Velocity depends on reliability.
When platform teams talk about reliability, we often talk about it in terms of uptime, SLOs, and incident counts. But how does the concept of reliability fit in with the larger organization?
Reliability is what enables a focus on delivery as the organization continues to grow — it's a core responsibility of a platform team. So what does reliability unlock for the engineers building on top of platform? The answer, I think, falls into four buckets.
Safety – engineers ship without fear.
When the underlying platform is trustworthy, product engineers move faster. They aren't constantly second-guessing whether a deploy will cause a cascade failure, or whether a schema migration will lock a table for ten minutes. Fear is a tax on velocity. Reducing it is a real contribution, which can be measured through a correlation of sentiment surveys and per-team delivery metrics.
Examples from my own work: canary deployments; ingestion backpressure systems; migration helpers that make zero-downtime schema changes safe and easy; standardized background job patterns so teams aren't rolling their own fragile in-process hacks; predictable release rollouts.
Signal – platform owns system health before it becomes a product problem.
If product engineers are the ones noticing that something is wrong, the observability layer is too shallow. If the product engineers are learning about availability or performance issues from users, their priorities may now be shifting mid-sprint, creating project delays.
The goal is for platform to be paged before product.
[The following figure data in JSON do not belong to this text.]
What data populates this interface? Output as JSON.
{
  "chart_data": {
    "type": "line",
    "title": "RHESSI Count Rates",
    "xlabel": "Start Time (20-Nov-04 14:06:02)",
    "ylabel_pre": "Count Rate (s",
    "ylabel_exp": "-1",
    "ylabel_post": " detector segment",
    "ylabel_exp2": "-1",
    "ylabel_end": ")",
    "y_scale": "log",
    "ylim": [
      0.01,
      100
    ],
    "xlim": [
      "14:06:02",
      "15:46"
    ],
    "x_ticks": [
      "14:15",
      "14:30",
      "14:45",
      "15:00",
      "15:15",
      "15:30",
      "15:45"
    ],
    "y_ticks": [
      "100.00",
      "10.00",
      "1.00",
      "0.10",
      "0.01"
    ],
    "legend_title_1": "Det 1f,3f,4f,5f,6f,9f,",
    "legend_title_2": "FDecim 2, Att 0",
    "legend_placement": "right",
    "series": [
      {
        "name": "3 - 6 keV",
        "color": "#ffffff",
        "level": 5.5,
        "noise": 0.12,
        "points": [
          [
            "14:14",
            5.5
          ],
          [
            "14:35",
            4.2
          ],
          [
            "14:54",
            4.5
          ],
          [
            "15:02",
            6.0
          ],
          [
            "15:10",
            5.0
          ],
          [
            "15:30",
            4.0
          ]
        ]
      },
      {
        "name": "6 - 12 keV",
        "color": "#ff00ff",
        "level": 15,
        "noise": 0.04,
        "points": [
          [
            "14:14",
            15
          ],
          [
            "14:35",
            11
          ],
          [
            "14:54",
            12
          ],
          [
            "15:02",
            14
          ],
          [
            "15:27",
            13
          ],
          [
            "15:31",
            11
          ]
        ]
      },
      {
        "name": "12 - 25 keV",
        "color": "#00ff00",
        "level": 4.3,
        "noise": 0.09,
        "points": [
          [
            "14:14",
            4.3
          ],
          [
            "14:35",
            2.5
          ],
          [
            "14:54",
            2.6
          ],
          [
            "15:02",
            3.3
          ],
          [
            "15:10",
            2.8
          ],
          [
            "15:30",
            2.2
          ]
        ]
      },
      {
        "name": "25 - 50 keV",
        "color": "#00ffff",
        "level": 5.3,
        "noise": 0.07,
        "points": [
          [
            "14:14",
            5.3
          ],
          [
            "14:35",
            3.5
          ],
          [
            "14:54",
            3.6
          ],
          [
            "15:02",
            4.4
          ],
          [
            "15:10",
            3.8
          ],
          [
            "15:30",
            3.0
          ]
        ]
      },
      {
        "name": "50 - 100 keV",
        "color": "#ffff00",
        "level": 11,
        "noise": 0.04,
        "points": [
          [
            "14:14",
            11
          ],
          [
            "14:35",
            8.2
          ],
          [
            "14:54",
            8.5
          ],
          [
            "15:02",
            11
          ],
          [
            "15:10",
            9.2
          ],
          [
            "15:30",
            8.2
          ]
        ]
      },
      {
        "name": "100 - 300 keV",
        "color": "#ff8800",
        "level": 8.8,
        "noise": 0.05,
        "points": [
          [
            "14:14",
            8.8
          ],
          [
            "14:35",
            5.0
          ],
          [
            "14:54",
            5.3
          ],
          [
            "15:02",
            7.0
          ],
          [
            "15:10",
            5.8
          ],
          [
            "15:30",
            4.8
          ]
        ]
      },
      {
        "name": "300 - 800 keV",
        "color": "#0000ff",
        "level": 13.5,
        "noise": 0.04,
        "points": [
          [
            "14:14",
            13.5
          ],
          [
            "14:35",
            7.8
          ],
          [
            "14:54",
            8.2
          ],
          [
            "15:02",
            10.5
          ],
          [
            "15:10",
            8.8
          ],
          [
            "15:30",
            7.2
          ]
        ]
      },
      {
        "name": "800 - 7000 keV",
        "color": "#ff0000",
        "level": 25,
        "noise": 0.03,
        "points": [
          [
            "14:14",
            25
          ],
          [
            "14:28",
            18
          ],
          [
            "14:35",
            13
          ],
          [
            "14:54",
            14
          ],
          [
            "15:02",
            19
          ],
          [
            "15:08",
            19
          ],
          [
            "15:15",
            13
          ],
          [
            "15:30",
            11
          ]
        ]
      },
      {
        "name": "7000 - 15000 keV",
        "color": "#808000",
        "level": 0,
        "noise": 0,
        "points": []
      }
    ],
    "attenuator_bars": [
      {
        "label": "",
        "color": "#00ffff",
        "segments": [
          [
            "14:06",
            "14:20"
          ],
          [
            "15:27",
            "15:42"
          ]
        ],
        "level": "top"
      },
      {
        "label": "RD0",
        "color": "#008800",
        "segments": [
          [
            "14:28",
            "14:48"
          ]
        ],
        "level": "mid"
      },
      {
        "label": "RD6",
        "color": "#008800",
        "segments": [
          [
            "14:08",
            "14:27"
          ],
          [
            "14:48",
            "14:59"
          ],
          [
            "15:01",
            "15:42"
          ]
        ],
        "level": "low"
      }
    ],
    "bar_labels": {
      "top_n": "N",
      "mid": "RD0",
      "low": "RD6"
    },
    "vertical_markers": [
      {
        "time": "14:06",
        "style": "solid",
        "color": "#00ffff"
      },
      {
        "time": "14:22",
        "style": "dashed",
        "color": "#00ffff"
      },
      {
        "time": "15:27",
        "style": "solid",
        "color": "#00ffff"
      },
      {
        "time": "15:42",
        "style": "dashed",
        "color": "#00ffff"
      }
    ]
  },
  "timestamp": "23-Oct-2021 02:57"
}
For platform to resolve any issues before end users are affected. That means alerts on infra resources, SLOs on core services, health checks on shared APIs, and proactive scaling, redundancy, and hardening.
When platform is on top of it, product teams stay in flow. That's a velocity improvement, even if it never shows up in a sprint retrospective. These improvements can be measured by "number of incidents", "risks retired" or "dev hours saved".
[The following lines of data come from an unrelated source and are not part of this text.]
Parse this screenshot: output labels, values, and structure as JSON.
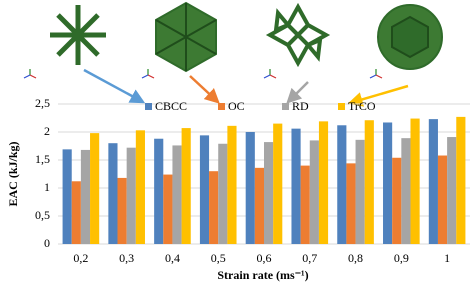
{
  "chart_data": {
    "type": "bar",
    "x_label": "Strain rate (ms⁻¹)",
    "y_label": "EAC (kJ/kg)",
    "categories": [
      "0,2",
      "0,3",
      "0,4",
      "0,5",
      "0,6",
      "0,7",
      "0,8",
      "0,9",
      "1"
    ],
    "series": [
      {
        "name": "CBCC",
        "color": "#4f81bd",
        "values": [
          1.69,
          1.8,
          1.88,
          1.94,
          2.0,
          2.06,
          2.12,
          2.17,
          2.23
        ]
      },
      {
        "name": "OC",
        "color": "#ed7d31",
        "values": [
          1.12,
          1.18,
          1.24,
          1.3,
          1.36,
          1.4,
          1.44,
          1.54,
          1.58
        ]
      },
      {
        "name": "RD",
        "color": "#a5a5a5",
        "values": [
          1.68,
          1.72,
          1.76,
          1.79,
          1.82,
          1.85,
          1.86,
          1.89,
          1.91
        ]
      },
      {
        "name": "TrCO",
        "color": "#ffc000",
        "values": [
          1.98,
          2.03,
          2.07,
          2.11,
          2.15,
          2.19,
          2.21,
          2.24,
          2.27
        ]
      }
    ],
    "ylim": [
      0,
      2.5
    ],
    "yticks": [
      0,
      {
        "value": 0.5,
        "label": "0,5"
      },
      1,
      {
        "value": 1.5,
        "label": "1,5"
      },
      2,
      {
        "value": 2.5,
        "label": "2,5"
      }
    ],
    "grid": true
  }
}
Examples from my own work: infra observability and alerting; service level objectives that match to customer expectations; consistent structured logging to enable easy analysis; useful metrics and dashboards that surface the right signal without noise
Speed to resolution – when things break, anyone can navigate it
Incidents will happen. The question is how much drag they create. Structured playbooks and incident response checklists enable the conditions where any engineer can jump in and flowchart their way to resolution, rather than waiting for the one person who knows the system.
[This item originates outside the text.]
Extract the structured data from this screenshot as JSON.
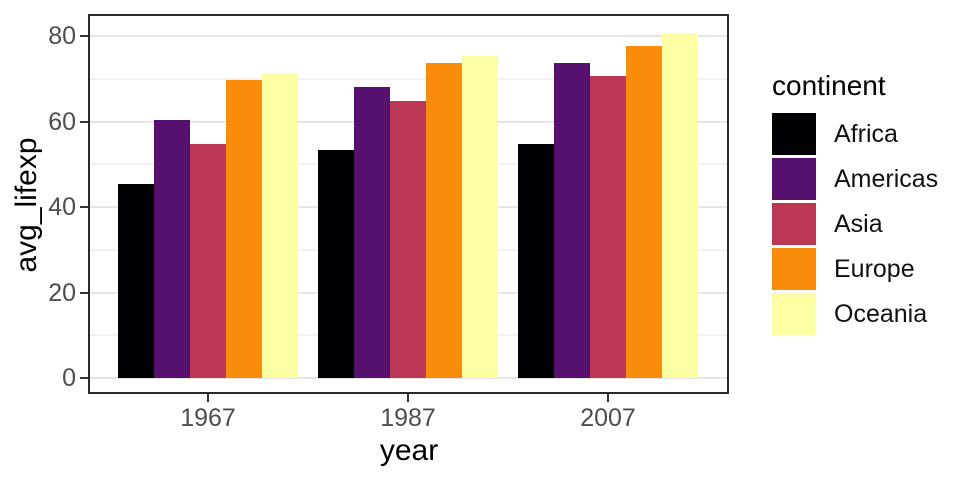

Once the immediate incident has been mitigated, this is Platforms time to shine. Incidents can come from anywhere, but Platform is at a particular point of leverage to identify and retire common root factors. Good metrics to watch for include "mean time to acknowledge", "mean time to resolve", as well as general uptime or availability metrics.
Examples from my work: incident response checklists; incident response escalation flowchart; rollback playbooks; integrated Slack workflows
Streamline – increase predictability in the delivery process itself
The first three buckets are about operating software reliably. This one is about shipping it reliably. CI pipelines that are dependable and fast, self-serve preview environments and infra provisioning to unblock development, and automation of toil common to product teams all reduce the friction engineers feel when getting code to production. My favorites metrics here are build times, deploy frequency, onboarding time, and toil reduction in hours per month.
Examples from my work: parallelization of CI workers; parallelization of unit tests; fixing flakey CI tests; introduction of preview environments and infra self-serve capabilities.
Summary
The through-line across all four: platform reliability is a product engineering multiplier. "Keeping the lights on" is the bare minimum – the mandate is to remove the drag that slows down every team that builds on top of you.
If you're a platform or infrastructure EM trying to articulate the value of your work to product stakeholders, this framing might help. It's not about uptime percentages — it's about what your reliability work makes possible for everyone else.